US 11,902,690 B2
Machine learning driven teleprompter
Chakkaradeep Chinnakonda Chandran, Woodinville, WA (US); Stephanie Lorraine Horn, Bellevue, WA (US); Michael Jay Gilmore, Bothell, WA (US); Tarun Malik, Gurgaon (IN); Sarah Zaki, New Delhi (IN); Tiffany Michelle Smith, Seattle, WA (US); Shivani Gupta, Greater Noida (IN); Pranjal Saxena, Hyderabad (IN); and Ridhima Gupta, Gurgaon (IN)
Assigned to Microsoft Technology Licensing, LLC, Redmond, WA (US)
Filed by Microsoft Technology Licensing, LLC, Redmond, WA (US)
Filed on Jan. 19, 2022, as Appl. No. 17/579,121.
Prior Publication US 2023/0127120 A1, Apr. 27, 2023
Int. Cl. H04N 5/222 (2006.01); G06F 40/117 (2020.01); G10L 15/18 (2013.01); G10L 15/22 (2006.01); G11B 27/031 (2006.01); G10L 25/57 (2013.01); G06V 20/40 (2022.01); G06V 40/18 (2022.01); G06F 40/169 (2020.01)
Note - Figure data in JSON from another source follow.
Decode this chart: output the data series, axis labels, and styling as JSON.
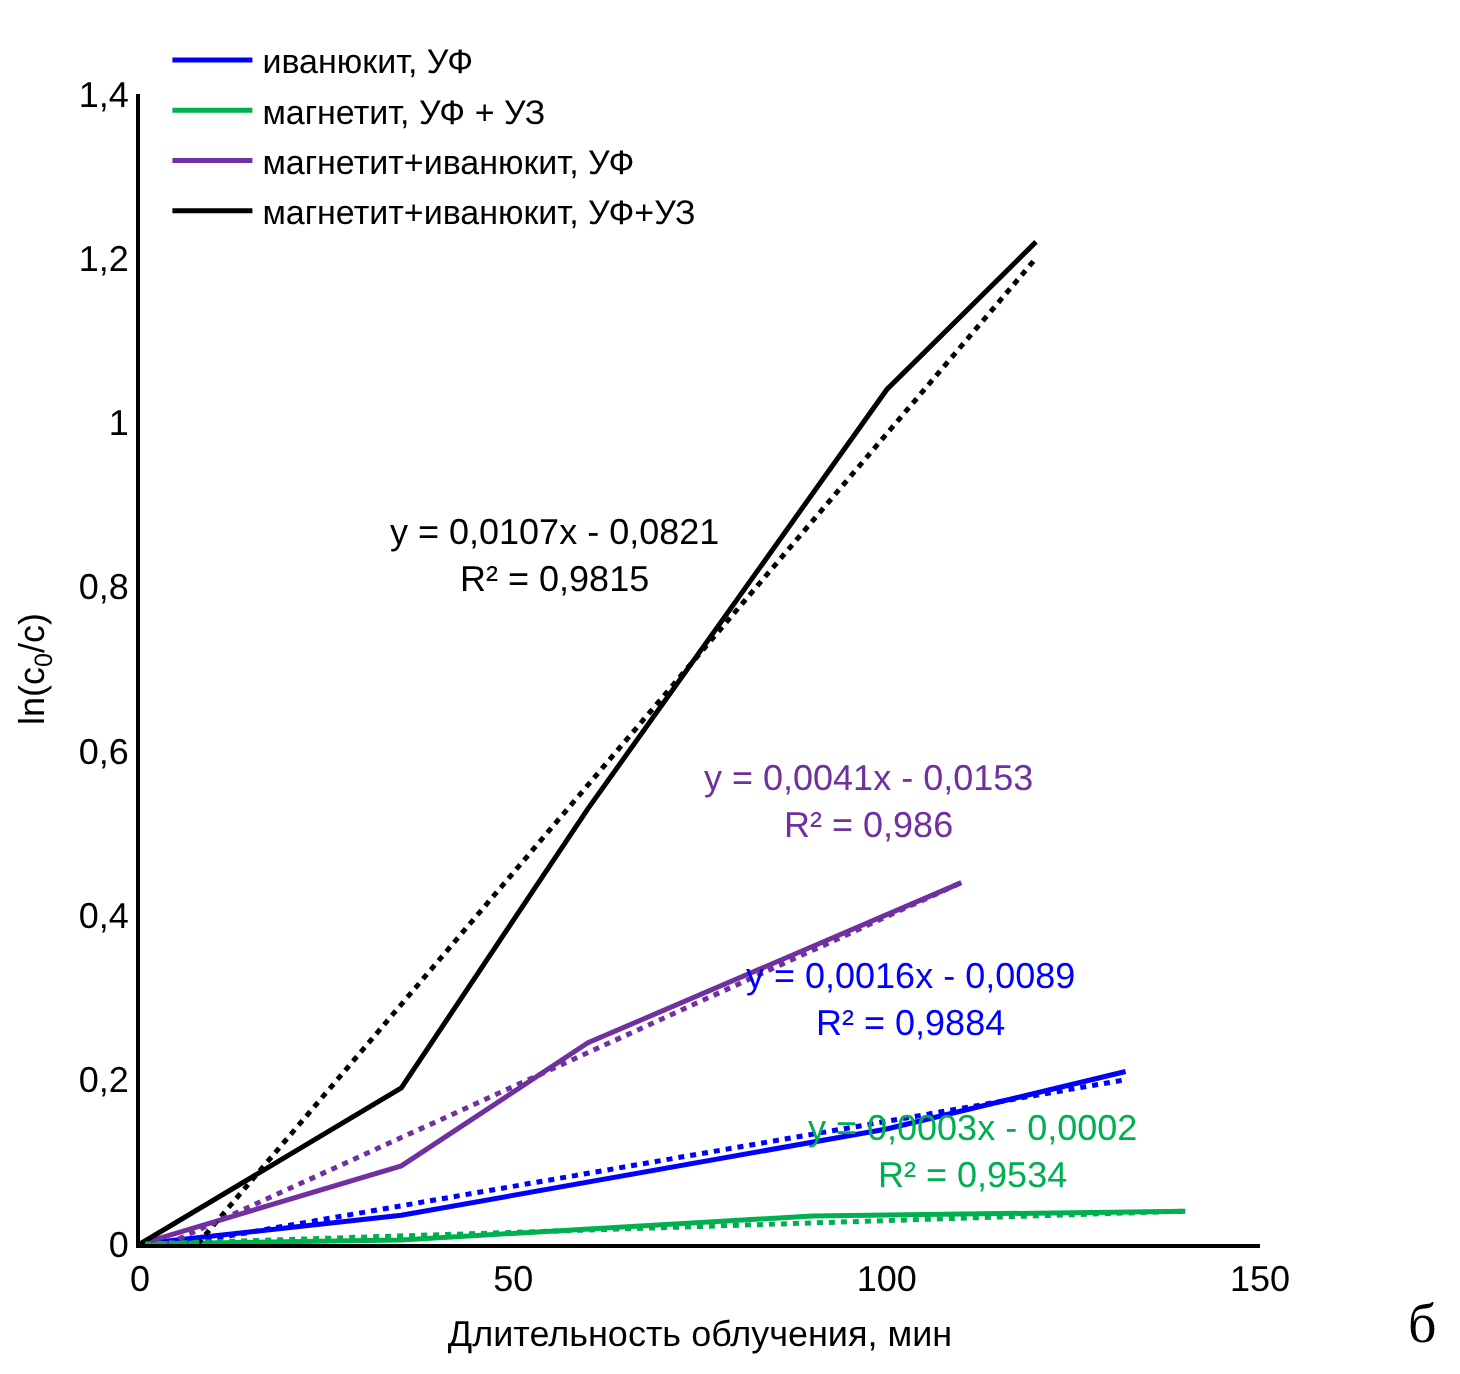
{
  "chart_data": {
    "type": "line",
    "xlabel": "Длительность облучения, мин",
    "ylabel": "ln(c$_{0}$/c)",
    "xlim": [
      0,
      150
    ],
    "xticks": [
      0,
      50,
      100,
      150
    ],
    "ylim": [
      0,
      1.4
    ],
    "yticks": [
      0,
      {
        "value": 0.2,
        "label": "0,2"
      },
      {
        "value": 0.4,
        "label": "0,4"
      },
      {
        "value": 0.6,
        "label": "0,6"
      },
      {
        "value": 0.8,
        "label": "0,8"
      },
      {
        "value": 1,
        "label": "1"
      },
      {
        "value": 1.2,
        "label": "1,2"
      },
      {
        "value": 1.4,
        "label": "1,4"
      }
    ],
    "grid": false,
    "legend": "top left",
    "marker": "none",
    "line_style": "solid",
    "series": [
      {
        "name": "иванюкит, УФ",
        "color": "#0000ff",
        "x": [
          0,
          35,
          100,
          132
        ],
        "values": [
          0,
          0.035,
          0.14,
          0.21
        ]
      },
      {
        "name": "магнетит, УФ + УЗ",
        "color": "#00b050",
        "x": [
          0,
          35,
          90,
          140
        ],
        "values": [
          0,
          0.005,
          0.034,
          0.04
        ]
      },
      {
        "name": "магнетит+иванюкит, УФ",
        "color": "#7030a0",
        "x": [
          0,
          35,
          60,
          110
        ],
        "values": [
          0,
          0.095,
          0.245,
          0.44
        ]
      },
      {
        "name": "магнетит+иванюкит, УФ+УЗ",
        "color": "#000000",
        "x": [
          0,
          35,
          60,
          100,
          120
        ],
        "values": [
          0,
          0.19,
          0.53,
          1.04,
          1.22
        ]
      },
      {
        "color": "#000000",
        "line_style": "dotted",
        "x": [
          7.7,
          120
        ],
        "values": [
          0,
          1.2
        ]
      },
      {
        "color": "#7030a0",
        "line_style": "dotted",
        "x": [
          3.7,
          110
        ],
        "values": [
          0,
          0.44
        ]
      },
      {
        "color": "#0000ff",
        "line_style": "dotted",
        "x": [
          5.6,
          132
        ],
        "values": [
          0,
          0.2
        ]
      },
      {
        "color": "#00b050",
        "line_style": "dotted",
        "x": [
          0.7,
          140
        ],
        "values": [
          0,
          0.04
        ]
      }
    ],
    "annotations": [
      "y = 0,0107x - 0,0821\nR² = 0,9815",
      "y = 0,0041x - 0,0153\nR² = 0,986",
      "y = 0,0016x - 0,0089\nR² = 0,9884",
      "y = 0,0003x - 0,0002\nR² = 0,9534",
      "б"
    ]
  }
}
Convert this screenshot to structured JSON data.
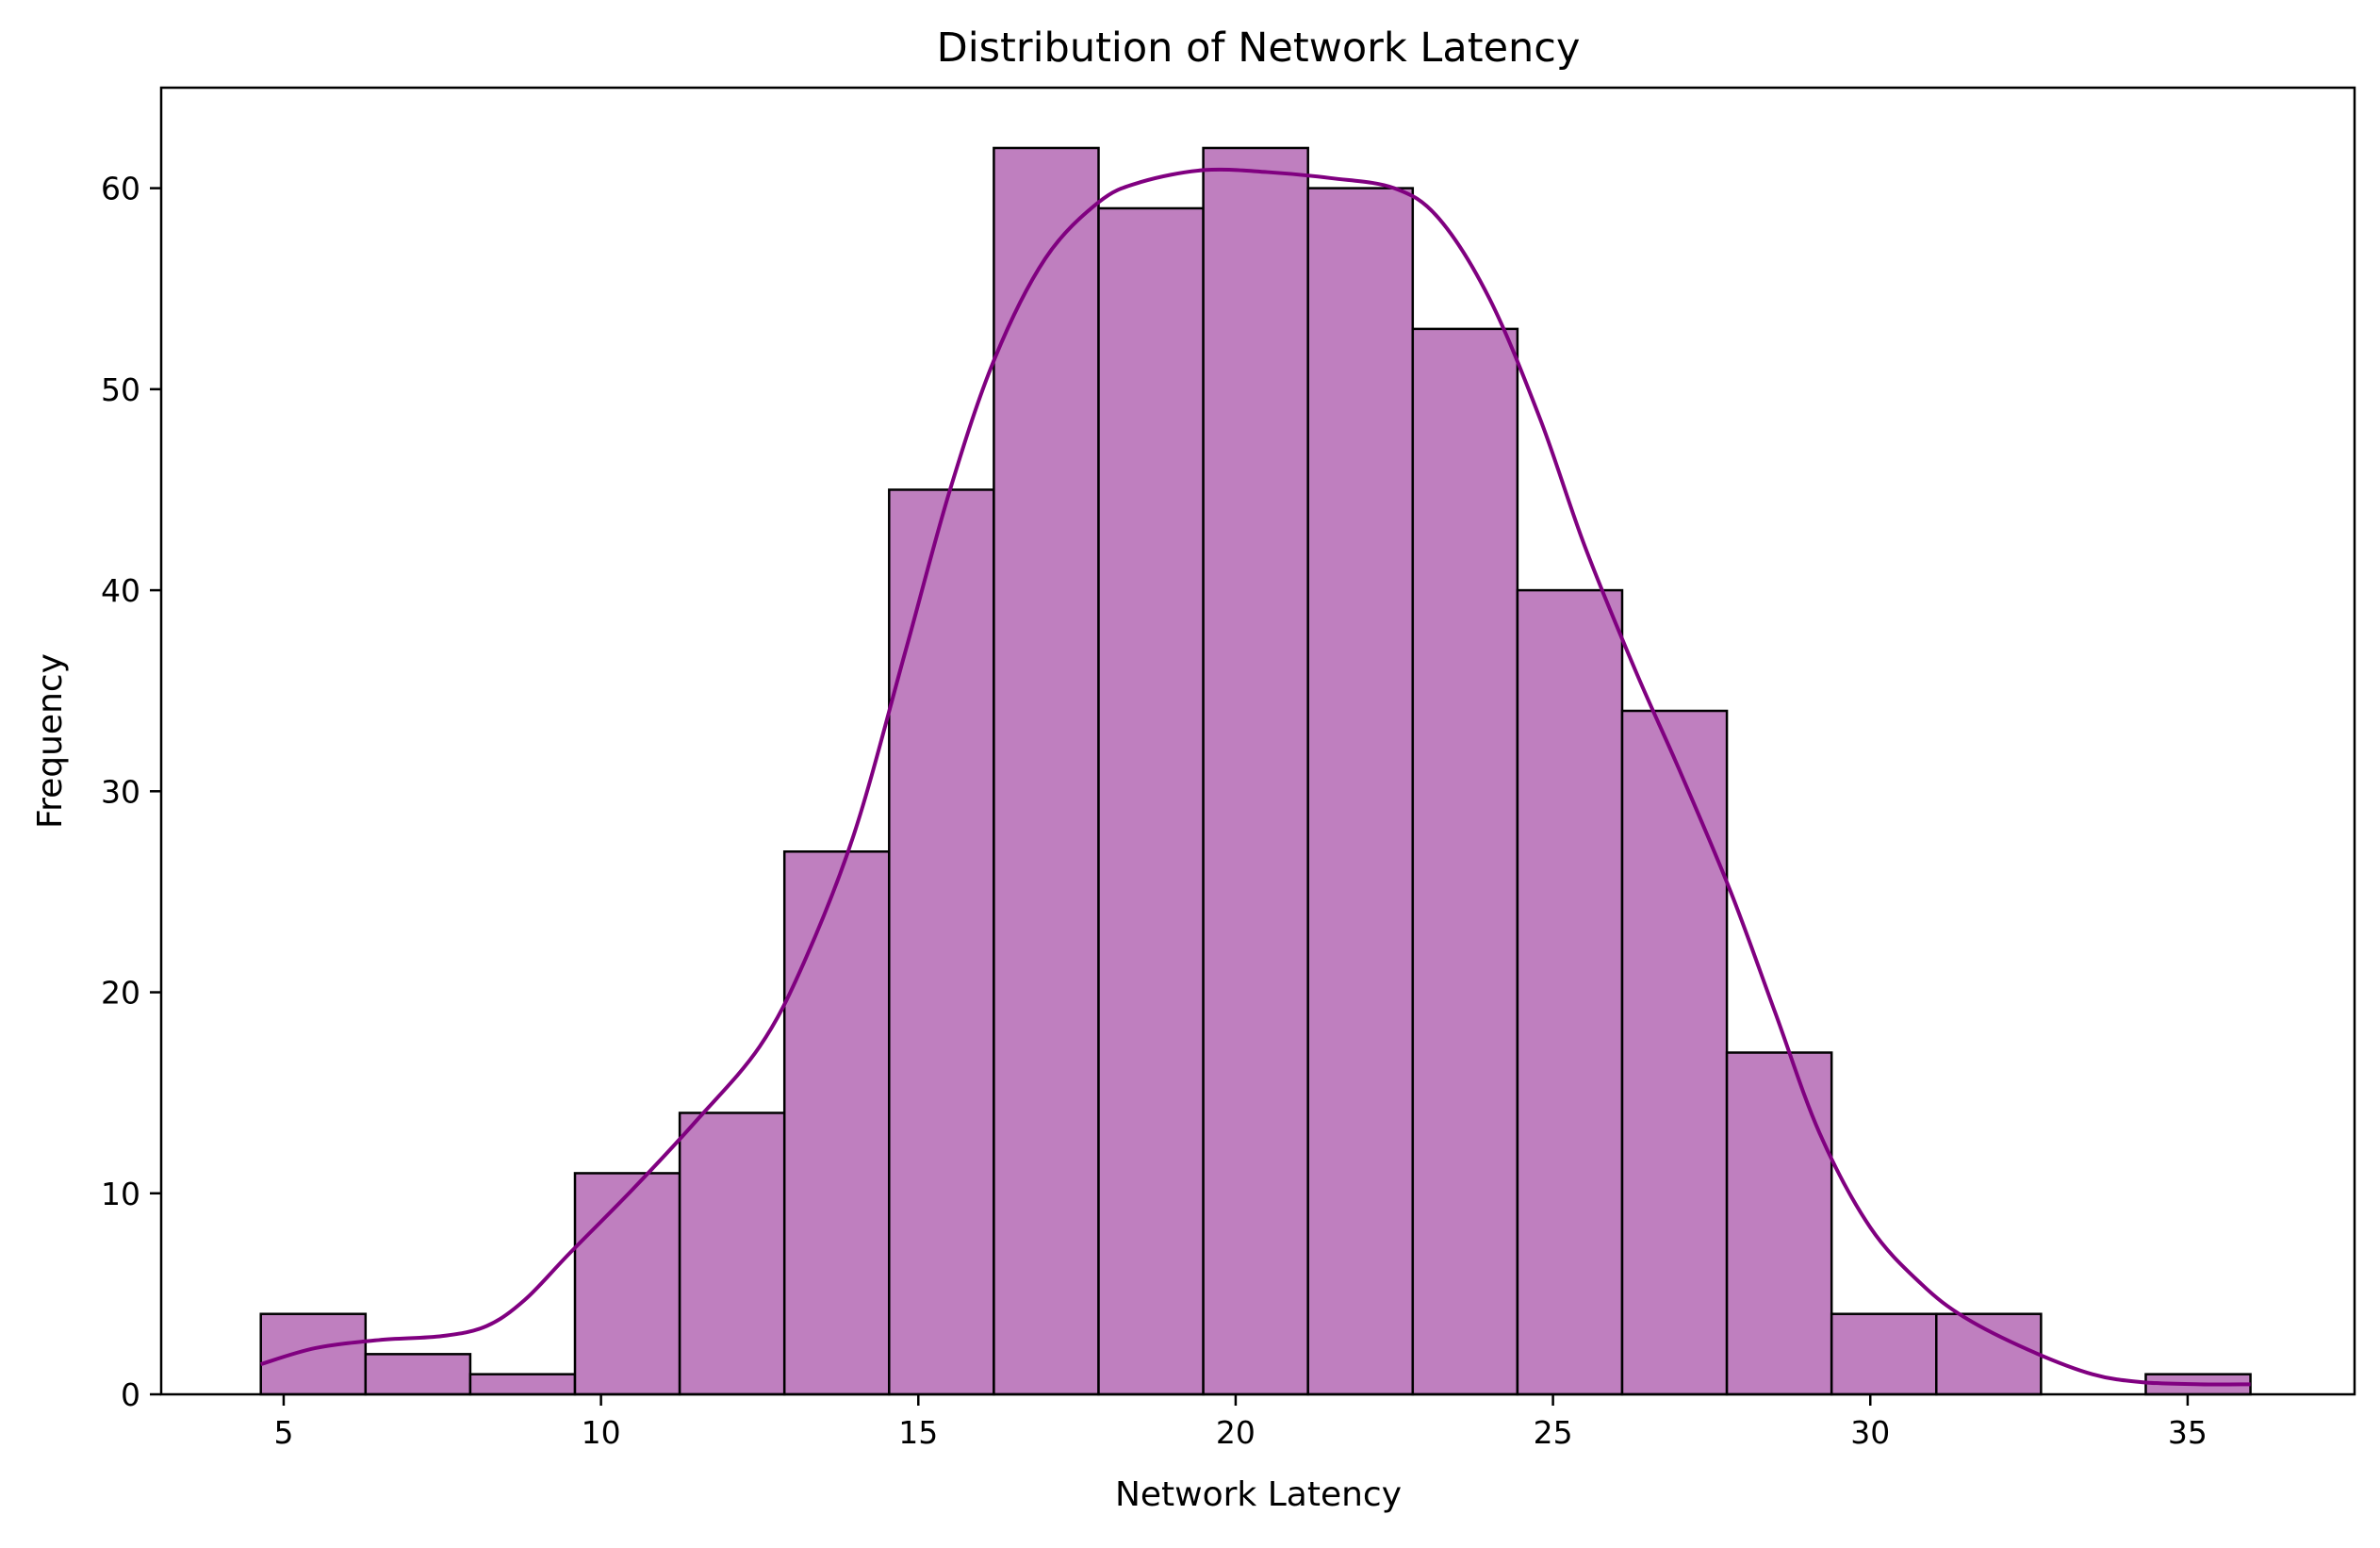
{
  "chart_data": {
    "type": "bar",
    "title": "Distribution of Network Latency",
    "xlabel": "Network Latency",
    "ylabel": "Frequency",
    "xlim": [
      3.07,
      37.63
    ],
    "ylim": [
      0,
      65
    ],
    "x_ticks": [
      5,
      10,
      15,
      20,
      25,
      30,
      35
    ],
    "y_ticks": [
      0,
      10,
      20,
      30,
      40,
      50,
      60
    ],
    "grid": false,
    "legend": "none",
    "bin_edges": [
      4.64,
      6.29,
      7.94,
      9.59,
      11.24,
      12.89,
      14.54,
      16.19,
      17.84,
      19.49,
      21.14,
      22.79,
      24.44,
      26.09,
      27.74,
      29.39,
      31.04,
      32.69,
      34.34,
      35.99
    ],
    "values": [
      4,
      2,
      1,
      11,
      14,
      27,
      45,
      62,
      59,
      62,
      60,
      53,
      40,
      34,
      17,
      4,
      4,
      0,
      1
    ],
    "kde": {
      "x": [
        4.64,
        5.5,
        6.5,
        7.5,
        8.2,
        8.8,
        9.5,
        10.5,
        11.5,
        12.5,
        13.2,
        14.0,
        14.8,
        15.5,
        16.2,
        17.0,
        17.84,
        18.5,
        19.5,
        20.5,
        21.5,
        22.5,
        23.2,
        24.0,
        24.8,
        25.5,
        26.3,
        27.0,
        27.8,
        28.5,
        29.2,
        30.0,
        30.8,
        31.5,
        32.5,
        33.5,
        34.3,
        35.2,
        35.99
      ],
      "y": [
        1.5,
        2.3,
        2.7,
        2.9,
        3.4,
        4.7,
        7.0,
        10.2,
        13.6,
        17.3,
        21.5,
        28.0,
        37.0,
        45.0,
        51.5,
        56.5,
        59.3,
        60.3,
        60.9,
        60.8,
        60.5,
        60.0,
        58.5,
        54.5,
        48.5,
        42.2,
        36.0,
        31.0,
        25.0,
        19.0,
        13.0,
        8.3,
        5.5,
        3.8,
        2.2,
        1.0,
        0.6,
        0.5,
        0.5
      ]
    },
    "colors": {
      "bar_fill": "#bf7fbf",
      "bar_edge": "#000000",
      "kde_line": "#800080"
    }
  }
}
CPC H04N 5/2222 (2013.01) [G06F 40/117 (2020.01); G06F 40/169 (2020.01); G06V 20/40 (2022.01); G06V 40/18 (2022.01); G10L 15/18 (2013.01); G10L 15/22 (2013.01); G10L 25/57 (2013.01); G11B 27/031 (2013.01)] 20 Claims
OG exemplary drawing
 
1. A data processing system comprising:
a processor; and
a machine-readable medium storing executable instructions that, when executed, cause the processor to perform operations comprising:
causing a teleprompter transcript associated with a presentation to be displayed on a display of a computing device associated with a presenter of the presentation;
receiving audio content of the presentation including speech of the presenter in which the presenter is reading the teleprompter transcript;
analyzing the audio content of the presentation using a first machine learning model to obtain a real-time textual representation of the audio content, the first machine learning model being a natural language processing model trained to receive audio content including speech and to convert the audio content into a textual representation of the speech in the audio content;
analyzing the real-time textual representation and the teleprompter transcript with a second machine learning model to obtain transcript position information, the second machine learning model being configured to receive a first textual input and a second textual input and determine a position of the first textual input; and
automatically scrolling the teleprompter transcript on the display of the computing device based on the transcript position information on the display of the computing device associated with the presenter.